Outlier-based Autism Detection using Longitudinal Structural MRI
This work addresses the challenge of reliable ASD diagnosis for medical applications, but it is incremental as it builds on existing GAN-based outlier detection methods.
The paper tackles Autism Spectrum Disorder (ASD) diagnosis by proposing an outlier detection method using structural MRI scans, achieving 17-28% higher accuracy with longitudinal data compared to cross-sectional data and performing comparably to state-of-the-art with less training data.
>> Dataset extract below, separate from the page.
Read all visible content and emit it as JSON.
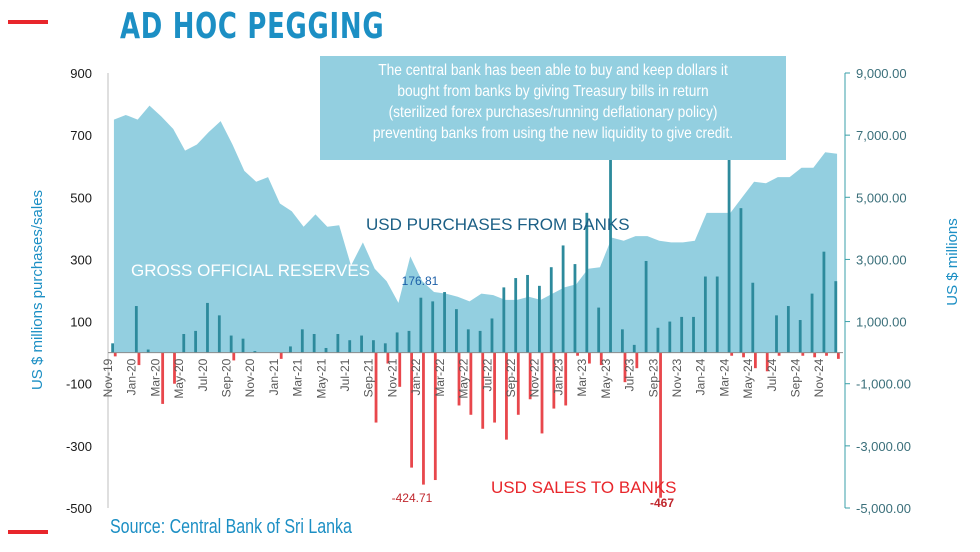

Diagnosis of Autism Spectrum Disorder (ASD) using clinical evaluation (cognitive tests) is challenging due to wide variations amongst individuals. Since no effective treatment exists, prompt and reliable ASD diagnosis can enable the effective preparation of treatment regimens. This paper proposes structural Magnetic Resonance Imaging (sMRI)-based ASD diagnosis via an outlier detection approach. To learn Spatio-temporal patterns in structural brain connectivity, a Generative Adversarial Network (GAN) is trained exclusively with sMRI scans of healthy subjects. Given a stack of three adjacent slices as input, the GAN generator reconstructs the next three adjacent slices; the GAN discriminator then identifies ASD sMRI scan reconstructions as outliers. This model is compared against two other baselines -- a simpler UNet and a sophisticated Self-Attention GAN. Axial, Coronal, and Sagittal sMRI slices from the multi-site ABIDE II dataset are used for evaluation. Extensive experiments reveal that our ASD detection framework performs comparably with the state-of-the-art with far fewer training data. Furthermore, longitudinal data (two scans per subject over time) achieve 17-28% higher accuracy than cross-sectional data (one scan per subject). Among other findings, metrics employed for model training as well as reconstruction loss computation impact detection performance, and the coronal modality is found to best encode structural information for ASD detection.